Page MenuHomePhabricator

[HAProxy migration] HAProxy and VarnishKafka should produce compatible datasets
Closed, ResolvedPublic

Description

We need to get a sign off validation plan .

The validation and analysis as been implemented in jupyter notebooks.

Through December 2024 we run validation on multiple hourly haproxykafka samples generated on ulsfo and we report that for all fields datasets match with >99.9 coverage.
When we see differences, it's typically haproxykafka reporting more records (as expected). Traffic volumes (distributions of responses by status code) also match across the two systems.

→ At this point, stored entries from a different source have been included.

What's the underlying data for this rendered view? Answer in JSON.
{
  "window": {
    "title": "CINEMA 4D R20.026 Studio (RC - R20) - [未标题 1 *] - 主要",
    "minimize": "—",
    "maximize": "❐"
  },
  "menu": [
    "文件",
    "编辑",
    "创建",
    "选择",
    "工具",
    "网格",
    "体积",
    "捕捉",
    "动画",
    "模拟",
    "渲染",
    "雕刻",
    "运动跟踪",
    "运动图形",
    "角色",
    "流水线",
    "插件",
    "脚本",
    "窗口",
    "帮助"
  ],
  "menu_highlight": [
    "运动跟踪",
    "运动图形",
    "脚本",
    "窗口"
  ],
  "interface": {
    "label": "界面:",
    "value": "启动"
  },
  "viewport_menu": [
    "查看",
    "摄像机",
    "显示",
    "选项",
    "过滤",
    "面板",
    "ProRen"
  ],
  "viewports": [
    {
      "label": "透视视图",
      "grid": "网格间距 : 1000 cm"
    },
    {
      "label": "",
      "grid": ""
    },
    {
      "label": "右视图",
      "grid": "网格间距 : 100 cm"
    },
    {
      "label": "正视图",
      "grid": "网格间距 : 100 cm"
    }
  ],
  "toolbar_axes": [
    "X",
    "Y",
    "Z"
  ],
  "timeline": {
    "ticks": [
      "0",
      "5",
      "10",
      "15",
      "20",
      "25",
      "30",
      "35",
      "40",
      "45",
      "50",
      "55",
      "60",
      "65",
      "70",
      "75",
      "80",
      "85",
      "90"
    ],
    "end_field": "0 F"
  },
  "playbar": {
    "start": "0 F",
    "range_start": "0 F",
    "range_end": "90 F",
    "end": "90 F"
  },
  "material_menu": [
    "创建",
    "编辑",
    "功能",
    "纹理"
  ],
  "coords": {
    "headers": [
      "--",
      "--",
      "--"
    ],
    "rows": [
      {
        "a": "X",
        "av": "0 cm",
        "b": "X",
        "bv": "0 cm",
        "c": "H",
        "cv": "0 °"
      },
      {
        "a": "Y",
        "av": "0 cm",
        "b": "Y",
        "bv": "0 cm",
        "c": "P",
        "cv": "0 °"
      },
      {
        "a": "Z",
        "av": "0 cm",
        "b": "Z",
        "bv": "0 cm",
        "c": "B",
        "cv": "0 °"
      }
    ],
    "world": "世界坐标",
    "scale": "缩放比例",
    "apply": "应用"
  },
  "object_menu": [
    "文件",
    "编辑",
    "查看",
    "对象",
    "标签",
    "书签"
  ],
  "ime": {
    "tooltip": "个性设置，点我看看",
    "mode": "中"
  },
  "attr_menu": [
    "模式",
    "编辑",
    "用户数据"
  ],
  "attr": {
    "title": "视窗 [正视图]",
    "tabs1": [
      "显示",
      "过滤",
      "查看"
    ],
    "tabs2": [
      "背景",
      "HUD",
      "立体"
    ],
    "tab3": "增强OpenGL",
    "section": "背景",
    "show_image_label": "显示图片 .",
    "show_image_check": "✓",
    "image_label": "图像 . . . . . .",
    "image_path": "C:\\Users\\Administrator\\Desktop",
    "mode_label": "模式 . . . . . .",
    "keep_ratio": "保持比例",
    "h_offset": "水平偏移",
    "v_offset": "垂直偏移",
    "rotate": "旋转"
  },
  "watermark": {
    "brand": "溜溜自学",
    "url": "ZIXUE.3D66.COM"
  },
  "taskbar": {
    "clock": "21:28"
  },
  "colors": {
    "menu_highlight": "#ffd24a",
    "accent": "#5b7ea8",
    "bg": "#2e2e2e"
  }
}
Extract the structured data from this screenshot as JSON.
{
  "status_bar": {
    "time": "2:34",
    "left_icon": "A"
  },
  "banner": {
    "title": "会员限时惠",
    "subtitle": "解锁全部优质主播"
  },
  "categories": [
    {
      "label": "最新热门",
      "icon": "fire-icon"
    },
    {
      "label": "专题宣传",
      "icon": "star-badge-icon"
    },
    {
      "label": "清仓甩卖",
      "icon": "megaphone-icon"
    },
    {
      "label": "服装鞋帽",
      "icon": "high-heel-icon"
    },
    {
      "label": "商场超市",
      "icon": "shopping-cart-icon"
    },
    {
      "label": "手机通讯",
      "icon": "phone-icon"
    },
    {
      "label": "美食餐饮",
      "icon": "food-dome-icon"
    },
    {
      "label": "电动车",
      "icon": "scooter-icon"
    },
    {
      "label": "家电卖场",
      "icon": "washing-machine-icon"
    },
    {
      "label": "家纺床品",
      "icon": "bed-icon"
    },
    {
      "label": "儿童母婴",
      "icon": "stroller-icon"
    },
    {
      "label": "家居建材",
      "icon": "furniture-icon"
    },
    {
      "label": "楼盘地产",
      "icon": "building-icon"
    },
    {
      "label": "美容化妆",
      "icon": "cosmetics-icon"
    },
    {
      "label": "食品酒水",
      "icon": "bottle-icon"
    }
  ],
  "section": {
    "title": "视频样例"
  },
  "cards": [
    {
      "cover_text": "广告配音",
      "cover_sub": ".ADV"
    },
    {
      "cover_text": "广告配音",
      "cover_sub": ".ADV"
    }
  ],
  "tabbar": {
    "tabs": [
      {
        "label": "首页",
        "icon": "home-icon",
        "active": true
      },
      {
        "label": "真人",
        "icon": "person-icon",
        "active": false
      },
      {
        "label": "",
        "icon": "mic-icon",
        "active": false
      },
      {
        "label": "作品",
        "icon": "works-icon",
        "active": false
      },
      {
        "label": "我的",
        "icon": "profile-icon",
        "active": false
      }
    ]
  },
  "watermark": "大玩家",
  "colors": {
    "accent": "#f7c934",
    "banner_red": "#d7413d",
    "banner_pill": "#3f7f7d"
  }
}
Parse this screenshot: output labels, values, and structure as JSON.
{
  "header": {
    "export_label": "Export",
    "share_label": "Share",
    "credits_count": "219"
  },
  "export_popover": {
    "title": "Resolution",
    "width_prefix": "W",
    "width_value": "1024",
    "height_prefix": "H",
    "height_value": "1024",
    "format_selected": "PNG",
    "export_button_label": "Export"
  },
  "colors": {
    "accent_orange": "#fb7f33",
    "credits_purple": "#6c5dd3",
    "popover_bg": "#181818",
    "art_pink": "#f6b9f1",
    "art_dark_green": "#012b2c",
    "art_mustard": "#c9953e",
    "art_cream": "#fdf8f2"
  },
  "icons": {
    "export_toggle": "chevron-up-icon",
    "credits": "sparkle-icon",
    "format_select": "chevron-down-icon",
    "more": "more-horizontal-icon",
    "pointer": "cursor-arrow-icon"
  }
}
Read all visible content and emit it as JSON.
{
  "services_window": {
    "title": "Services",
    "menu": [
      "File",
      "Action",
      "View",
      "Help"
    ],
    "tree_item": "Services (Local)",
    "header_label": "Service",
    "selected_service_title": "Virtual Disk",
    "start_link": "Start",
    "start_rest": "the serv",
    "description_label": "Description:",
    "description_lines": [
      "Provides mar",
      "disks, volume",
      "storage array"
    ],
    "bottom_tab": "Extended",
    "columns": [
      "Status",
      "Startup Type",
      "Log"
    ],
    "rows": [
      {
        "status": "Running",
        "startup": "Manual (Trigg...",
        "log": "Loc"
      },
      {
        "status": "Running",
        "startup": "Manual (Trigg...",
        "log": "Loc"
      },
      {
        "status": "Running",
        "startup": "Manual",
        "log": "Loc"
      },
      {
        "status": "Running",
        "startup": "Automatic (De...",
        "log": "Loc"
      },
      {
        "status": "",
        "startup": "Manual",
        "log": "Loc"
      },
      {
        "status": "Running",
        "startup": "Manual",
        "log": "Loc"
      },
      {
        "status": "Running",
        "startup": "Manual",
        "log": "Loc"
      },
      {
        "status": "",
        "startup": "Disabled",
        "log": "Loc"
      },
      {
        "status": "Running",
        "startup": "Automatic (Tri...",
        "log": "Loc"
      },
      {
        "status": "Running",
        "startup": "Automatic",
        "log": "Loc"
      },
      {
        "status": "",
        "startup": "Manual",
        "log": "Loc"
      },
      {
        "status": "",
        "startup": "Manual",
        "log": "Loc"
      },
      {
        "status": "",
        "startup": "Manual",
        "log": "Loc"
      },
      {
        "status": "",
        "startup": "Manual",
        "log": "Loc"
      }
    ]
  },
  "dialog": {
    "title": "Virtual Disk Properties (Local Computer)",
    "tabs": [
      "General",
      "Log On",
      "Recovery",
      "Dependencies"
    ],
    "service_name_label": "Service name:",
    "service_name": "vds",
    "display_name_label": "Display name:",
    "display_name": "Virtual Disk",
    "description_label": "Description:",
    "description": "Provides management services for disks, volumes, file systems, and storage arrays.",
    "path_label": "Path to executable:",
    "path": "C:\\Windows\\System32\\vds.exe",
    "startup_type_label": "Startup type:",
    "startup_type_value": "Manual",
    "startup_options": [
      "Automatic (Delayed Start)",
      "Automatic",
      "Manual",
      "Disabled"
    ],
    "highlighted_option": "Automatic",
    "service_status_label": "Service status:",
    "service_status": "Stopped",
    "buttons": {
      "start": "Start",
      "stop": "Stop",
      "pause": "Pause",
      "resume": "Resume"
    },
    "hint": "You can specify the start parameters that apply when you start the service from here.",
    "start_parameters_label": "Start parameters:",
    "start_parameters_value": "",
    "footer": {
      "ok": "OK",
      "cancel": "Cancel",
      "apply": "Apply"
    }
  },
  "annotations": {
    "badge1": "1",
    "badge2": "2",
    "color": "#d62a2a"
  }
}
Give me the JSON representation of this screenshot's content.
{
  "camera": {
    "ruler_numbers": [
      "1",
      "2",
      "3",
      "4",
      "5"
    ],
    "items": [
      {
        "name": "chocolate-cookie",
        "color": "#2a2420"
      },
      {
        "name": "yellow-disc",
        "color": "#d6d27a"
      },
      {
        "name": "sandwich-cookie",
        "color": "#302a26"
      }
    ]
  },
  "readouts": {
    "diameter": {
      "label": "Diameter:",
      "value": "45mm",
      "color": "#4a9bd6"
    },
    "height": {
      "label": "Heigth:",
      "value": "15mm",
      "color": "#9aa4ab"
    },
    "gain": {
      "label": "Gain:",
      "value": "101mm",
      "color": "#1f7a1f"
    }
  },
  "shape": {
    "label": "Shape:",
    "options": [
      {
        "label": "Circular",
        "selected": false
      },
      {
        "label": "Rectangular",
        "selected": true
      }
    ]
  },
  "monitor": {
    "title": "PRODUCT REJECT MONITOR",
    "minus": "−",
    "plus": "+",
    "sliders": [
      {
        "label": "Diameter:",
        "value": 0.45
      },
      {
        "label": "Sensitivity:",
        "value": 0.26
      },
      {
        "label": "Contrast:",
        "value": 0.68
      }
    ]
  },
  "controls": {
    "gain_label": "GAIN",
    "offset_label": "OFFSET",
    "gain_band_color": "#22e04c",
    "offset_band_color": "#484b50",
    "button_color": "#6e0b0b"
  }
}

Dataset were validated both for the refined dataset, as well as kafka topics. Details and steps to reproduce the analysis are available at https://gitlab.wikimedia.org/repos/data-engineering/webrequest-haproxy-logs

Note that due to the sensitive nature of this data (PII) specific output has been omitted.

Details

Other Assignee
JAllemandou
Related Changes in Gerrit:

Event Timeline

I've gone through more data validation (webrequest_text only, 2025-02-06T06:00) and found some things to discuss with @Fabfur.

What's expected:

  • The number of requests per host: between 1 and 10% more requests per host from HAproxy than VK, for all hosts.
  • The number of 301 responses is a lot bigger from HAproxy than VK - HAProxy send us tls-redirect rows.

What's not expected

  • The number of requests sending 20X and 30X except 301 response codes is lower on HAProxy than it is on VK, less than 0.5% (still represents almost 1M requests). The difference is stable across hosts and time.
  • Some requests' field don't match with a fairly big amount of volume (~10%). The two culprits are uri_host, which seems to be normalized/changed in VK, and accept_language that also seems to be normalized in VK.

Other questions:

  • The response_size returned by HAProxy is consistantly lower than the one from VK - Could it be compression?
  • When HAProxy logs a 400, the request is still passed to Varnish and we can get a different response - What does the client see? A Bad request response or the response Varnish has generated?
Ahoelzl renamed this task from Haproxy kafka and varnishkafka produce compatible datasets to [HAProxy migration] HAProxy and VarnishKafka should produce compatible datasets.Feb 20 2025, 6:07 PM
Ahoelzl updated Other Assignee, added: JAllemandou; removed: Antoine_Quhen.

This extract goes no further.